Multiple studies have documented impairment of one or more cognitive domains in individuals with systolic HF with scant data on cognitive impairment among persons with diastolic HF.16,23,24 Additionally, there is no current standard for assessing or screening for cognitive impairment in persons with HF. Although the science surrounding cognitive impairment in HF has progressed, future research needs to focus on cognitive impairment with a simple, domain-specific cognitive screening instrument rather than multiple cognitive batteries that are time-consuming, because fatigue, a common HF symptom, may potentially affect completion of multiple test batteries.39 In addition, the neuropsychological measures used in published research studies are inconsistent, thus making comparison difficult for use in HF population.4,5,18,22 In a recently published study, a MoCA score below 26 was a significant predictor of self-care in older hospitalized patients with HF.40 Thus the use of a domain-specific simple cognitive screening tool such as the MoCA may allow researchers and clinicians to create a more accurate cognitive profile of individuals with systolic and diastolic HF and make referrals as needed for detailed neuropsychological testing.27

In addition, because of multiple organ involvement in the HF syndrome and altered tissue perfusion, cytokines and inflammatory biomarkers may be produced both by the myocardium and extramyocardial sources in HF, indicating a need to focus on the exact mechanisms of how these cytokines participate in the molecular and cellular processes of memory formation and cognitive function.41 Future research should focus on validating MoCA as a screening instrument for HF, especially test-retest stability, since this has not been tested in our study or the few HF studies that used MoCA.25,27


This was a cross-sectional study with no control patients.
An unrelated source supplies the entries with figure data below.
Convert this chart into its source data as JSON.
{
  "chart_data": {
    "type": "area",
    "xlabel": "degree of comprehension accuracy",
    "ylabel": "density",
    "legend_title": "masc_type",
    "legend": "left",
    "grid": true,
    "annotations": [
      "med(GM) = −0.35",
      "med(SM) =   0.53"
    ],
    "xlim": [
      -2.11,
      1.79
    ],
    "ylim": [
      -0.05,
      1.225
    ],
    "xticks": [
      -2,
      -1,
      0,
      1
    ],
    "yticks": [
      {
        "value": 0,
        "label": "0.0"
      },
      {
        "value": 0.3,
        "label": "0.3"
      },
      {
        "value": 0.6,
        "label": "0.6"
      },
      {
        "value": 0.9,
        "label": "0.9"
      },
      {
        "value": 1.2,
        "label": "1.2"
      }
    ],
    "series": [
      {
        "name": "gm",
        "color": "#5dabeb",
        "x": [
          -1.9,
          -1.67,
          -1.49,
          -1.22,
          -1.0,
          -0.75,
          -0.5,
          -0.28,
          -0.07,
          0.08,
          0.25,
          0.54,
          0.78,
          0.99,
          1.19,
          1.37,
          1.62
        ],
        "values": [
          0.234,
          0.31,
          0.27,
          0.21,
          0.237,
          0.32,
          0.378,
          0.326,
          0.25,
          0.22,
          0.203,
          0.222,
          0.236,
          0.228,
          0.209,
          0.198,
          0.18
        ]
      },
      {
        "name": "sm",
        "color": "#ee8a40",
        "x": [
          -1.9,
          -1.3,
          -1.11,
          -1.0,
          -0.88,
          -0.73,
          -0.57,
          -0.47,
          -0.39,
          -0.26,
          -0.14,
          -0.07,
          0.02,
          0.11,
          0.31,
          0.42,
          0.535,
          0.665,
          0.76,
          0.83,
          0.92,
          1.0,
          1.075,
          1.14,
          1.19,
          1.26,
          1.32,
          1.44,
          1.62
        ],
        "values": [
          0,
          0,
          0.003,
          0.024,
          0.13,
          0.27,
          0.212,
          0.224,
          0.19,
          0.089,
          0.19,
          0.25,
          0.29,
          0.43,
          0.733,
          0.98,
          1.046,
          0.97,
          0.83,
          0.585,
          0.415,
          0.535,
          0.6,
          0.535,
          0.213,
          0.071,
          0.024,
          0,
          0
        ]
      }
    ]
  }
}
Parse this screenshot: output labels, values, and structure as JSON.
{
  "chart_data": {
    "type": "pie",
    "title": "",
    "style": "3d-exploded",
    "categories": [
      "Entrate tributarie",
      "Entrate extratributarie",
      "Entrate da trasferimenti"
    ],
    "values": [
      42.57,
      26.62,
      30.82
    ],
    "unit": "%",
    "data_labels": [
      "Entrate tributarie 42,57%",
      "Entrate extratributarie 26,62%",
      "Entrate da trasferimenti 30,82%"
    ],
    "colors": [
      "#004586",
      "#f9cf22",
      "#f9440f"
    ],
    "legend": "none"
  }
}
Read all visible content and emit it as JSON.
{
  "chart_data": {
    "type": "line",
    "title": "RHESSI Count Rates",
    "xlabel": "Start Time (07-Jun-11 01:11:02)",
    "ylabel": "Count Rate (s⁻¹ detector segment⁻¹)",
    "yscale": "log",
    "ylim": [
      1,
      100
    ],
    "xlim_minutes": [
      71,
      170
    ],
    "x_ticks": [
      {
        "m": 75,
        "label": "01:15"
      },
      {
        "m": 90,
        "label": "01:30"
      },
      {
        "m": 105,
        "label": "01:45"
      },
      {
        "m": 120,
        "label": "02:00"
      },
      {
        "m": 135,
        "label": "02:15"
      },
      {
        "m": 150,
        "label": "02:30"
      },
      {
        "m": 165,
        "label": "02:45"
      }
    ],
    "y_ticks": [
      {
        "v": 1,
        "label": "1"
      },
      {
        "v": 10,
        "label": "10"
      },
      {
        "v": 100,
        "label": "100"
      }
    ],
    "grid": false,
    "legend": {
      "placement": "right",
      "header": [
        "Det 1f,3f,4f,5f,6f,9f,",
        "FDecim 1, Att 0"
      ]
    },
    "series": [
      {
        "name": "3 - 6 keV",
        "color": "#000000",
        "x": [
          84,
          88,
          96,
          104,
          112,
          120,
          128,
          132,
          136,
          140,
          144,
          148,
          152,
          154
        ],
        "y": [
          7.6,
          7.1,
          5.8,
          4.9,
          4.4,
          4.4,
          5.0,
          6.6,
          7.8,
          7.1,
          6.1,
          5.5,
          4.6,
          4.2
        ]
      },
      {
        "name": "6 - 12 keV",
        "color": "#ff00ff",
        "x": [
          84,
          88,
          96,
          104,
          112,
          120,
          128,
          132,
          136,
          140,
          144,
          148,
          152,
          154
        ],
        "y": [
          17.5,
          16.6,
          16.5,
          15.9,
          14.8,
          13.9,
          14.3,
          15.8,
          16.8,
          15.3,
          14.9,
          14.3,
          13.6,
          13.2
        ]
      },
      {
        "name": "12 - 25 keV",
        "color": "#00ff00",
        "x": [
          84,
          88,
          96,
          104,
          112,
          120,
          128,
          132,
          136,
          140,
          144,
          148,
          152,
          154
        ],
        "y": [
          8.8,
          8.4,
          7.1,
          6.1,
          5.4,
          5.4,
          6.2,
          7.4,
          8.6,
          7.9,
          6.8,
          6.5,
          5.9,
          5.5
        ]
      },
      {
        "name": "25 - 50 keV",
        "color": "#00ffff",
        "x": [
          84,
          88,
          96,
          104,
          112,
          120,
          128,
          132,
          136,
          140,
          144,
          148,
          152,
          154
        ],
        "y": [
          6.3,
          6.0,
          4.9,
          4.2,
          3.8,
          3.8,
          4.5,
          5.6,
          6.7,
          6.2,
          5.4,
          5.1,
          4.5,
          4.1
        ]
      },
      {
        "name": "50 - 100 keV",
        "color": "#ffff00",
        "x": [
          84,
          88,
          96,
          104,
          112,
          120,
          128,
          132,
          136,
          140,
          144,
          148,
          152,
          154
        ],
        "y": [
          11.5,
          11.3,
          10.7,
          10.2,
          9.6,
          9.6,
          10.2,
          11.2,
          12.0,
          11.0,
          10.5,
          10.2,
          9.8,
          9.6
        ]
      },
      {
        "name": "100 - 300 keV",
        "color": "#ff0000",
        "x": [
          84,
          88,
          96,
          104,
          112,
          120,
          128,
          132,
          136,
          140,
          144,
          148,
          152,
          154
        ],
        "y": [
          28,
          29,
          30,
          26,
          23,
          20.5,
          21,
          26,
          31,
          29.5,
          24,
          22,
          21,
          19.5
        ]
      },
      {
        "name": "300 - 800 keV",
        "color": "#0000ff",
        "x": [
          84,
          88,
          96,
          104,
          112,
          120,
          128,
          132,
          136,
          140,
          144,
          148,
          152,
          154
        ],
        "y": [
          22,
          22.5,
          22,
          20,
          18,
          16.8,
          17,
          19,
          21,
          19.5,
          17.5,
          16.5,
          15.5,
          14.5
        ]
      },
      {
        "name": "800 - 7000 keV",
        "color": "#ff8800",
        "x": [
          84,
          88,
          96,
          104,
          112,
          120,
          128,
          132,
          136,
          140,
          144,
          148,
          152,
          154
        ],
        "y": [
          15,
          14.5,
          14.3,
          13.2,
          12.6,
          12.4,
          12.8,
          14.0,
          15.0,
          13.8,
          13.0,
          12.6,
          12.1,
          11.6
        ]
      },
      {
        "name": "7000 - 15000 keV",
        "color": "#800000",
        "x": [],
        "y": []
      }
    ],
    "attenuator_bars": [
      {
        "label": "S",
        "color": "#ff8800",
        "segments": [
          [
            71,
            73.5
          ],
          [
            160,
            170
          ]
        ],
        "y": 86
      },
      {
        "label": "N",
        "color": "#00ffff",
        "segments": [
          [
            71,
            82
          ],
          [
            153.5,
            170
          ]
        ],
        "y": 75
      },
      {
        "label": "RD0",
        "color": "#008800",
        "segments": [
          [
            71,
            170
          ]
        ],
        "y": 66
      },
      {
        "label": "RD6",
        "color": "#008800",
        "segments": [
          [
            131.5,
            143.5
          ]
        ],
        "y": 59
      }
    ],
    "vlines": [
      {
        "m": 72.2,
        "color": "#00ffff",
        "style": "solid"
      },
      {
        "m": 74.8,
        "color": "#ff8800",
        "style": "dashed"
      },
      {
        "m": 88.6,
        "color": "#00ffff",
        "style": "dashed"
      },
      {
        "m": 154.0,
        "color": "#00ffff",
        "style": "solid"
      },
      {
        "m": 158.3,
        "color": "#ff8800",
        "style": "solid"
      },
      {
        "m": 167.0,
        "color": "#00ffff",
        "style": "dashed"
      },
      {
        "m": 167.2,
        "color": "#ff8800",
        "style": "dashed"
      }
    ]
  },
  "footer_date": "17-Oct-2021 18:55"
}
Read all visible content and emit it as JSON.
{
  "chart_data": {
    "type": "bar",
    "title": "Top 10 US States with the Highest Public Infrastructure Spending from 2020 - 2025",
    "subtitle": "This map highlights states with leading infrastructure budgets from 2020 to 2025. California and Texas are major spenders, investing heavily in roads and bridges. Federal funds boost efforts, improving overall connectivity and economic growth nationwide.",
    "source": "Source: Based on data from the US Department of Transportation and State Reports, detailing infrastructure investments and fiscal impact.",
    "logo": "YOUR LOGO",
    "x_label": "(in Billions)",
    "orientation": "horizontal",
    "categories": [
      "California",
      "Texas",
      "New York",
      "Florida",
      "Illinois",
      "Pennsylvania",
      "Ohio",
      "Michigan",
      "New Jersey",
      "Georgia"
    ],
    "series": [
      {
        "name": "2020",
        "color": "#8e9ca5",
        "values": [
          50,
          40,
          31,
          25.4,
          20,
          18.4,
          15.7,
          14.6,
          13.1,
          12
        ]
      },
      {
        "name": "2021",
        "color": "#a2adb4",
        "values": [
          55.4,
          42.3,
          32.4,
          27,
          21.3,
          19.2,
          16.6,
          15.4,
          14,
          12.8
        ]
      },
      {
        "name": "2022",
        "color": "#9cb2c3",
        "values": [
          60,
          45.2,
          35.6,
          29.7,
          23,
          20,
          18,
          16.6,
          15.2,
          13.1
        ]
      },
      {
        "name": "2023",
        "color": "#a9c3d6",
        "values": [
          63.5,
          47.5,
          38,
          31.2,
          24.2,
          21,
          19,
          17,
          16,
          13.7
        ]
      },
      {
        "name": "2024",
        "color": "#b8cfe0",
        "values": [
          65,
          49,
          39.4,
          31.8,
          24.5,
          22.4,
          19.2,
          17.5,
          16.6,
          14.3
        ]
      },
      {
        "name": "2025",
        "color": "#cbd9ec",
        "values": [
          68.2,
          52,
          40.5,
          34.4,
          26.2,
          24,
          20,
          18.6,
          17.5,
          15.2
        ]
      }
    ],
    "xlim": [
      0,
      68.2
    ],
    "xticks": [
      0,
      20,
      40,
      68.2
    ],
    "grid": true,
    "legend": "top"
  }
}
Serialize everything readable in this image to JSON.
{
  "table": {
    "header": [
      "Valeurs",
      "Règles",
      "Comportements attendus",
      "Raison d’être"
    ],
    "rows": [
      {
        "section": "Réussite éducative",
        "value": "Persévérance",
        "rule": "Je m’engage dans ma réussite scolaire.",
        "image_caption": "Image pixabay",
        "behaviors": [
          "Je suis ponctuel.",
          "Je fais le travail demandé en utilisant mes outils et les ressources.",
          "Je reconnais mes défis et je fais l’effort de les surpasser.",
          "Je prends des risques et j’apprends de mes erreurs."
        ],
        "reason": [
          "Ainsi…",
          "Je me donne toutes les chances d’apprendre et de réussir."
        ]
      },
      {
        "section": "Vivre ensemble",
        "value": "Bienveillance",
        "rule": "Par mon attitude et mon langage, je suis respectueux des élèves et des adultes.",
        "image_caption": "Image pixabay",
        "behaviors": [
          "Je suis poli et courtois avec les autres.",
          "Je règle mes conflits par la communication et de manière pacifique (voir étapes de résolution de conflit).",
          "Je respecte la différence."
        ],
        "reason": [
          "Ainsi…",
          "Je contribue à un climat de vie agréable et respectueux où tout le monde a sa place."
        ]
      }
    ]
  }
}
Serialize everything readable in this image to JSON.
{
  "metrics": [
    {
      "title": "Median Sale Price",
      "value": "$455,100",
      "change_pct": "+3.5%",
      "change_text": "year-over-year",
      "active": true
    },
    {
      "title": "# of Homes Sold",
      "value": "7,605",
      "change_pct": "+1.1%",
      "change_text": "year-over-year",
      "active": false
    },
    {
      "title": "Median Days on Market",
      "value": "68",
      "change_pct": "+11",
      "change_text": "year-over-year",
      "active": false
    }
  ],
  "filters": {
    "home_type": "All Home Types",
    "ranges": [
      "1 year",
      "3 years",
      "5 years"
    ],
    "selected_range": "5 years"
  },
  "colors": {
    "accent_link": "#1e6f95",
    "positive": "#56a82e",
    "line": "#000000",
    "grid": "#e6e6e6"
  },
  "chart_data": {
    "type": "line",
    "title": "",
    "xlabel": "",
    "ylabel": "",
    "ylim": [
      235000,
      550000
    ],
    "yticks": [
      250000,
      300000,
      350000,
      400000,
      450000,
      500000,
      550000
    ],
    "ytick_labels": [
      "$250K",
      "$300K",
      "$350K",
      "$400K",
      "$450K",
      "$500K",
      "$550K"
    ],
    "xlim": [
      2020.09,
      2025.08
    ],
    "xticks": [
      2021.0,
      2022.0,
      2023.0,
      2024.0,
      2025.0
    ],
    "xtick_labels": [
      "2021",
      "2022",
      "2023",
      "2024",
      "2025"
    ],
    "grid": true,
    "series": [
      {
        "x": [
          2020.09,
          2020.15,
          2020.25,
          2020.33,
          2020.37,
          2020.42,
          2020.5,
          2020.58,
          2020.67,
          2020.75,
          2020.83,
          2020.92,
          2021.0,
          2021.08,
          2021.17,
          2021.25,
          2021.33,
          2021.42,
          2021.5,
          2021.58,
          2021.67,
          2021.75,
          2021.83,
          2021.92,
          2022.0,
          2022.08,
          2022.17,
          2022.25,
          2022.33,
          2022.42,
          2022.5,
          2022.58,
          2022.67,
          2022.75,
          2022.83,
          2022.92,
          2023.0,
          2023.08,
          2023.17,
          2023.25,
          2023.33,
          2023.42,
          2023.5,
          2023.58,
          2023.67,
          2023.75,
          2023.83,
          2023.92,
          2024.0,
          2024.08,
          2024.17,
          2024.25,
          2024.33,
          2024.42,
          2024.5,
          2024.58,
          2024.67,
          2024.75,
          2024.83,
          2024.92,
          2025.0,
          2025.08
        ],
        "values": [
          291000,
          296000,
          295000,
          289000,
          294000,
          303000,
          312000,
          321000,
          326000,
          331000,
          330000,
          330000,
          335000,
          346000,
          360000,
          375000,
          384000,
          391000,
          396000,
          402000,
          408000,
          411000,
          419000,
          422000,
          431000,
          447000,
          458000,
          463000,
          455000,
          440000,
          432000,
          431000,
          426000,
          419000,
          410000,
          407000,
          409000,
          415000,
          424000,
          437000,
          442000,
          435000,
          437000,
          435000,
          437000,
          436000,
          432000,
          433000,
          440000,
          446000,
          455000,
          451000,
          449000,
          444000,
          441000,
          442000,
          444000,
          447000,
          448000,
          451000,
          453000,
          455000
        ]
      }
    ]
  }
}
We used the MoCA scale, which is a simple yet detailed cognitive screening instrument, and used the 8 domain scores that were not compared against detailed neuropsychological battery. Systolic and diastolic HF were determined from EF values that were extracted from chart review from within 6-month data. This inconsistency in EF measurement is not an accurate assessment for comparing with cognitive profile.

Conclusions and Clinical Implication

Patient adherence to medication regimens and self-care management of symptoms is always a concern for healthcare professionals working to minimize readmission rates for HF. Given the higher prevalence of cognitive impairment among persons with systolic and diastolic HF, these individuals need to be carefully screened and evaluated for cognitive impairment before these deficits alter their ability to perform activities of daily living and compliance with HF medication and self-care management. Persons with diastolic HF need to be included in future research to design tailored interventions.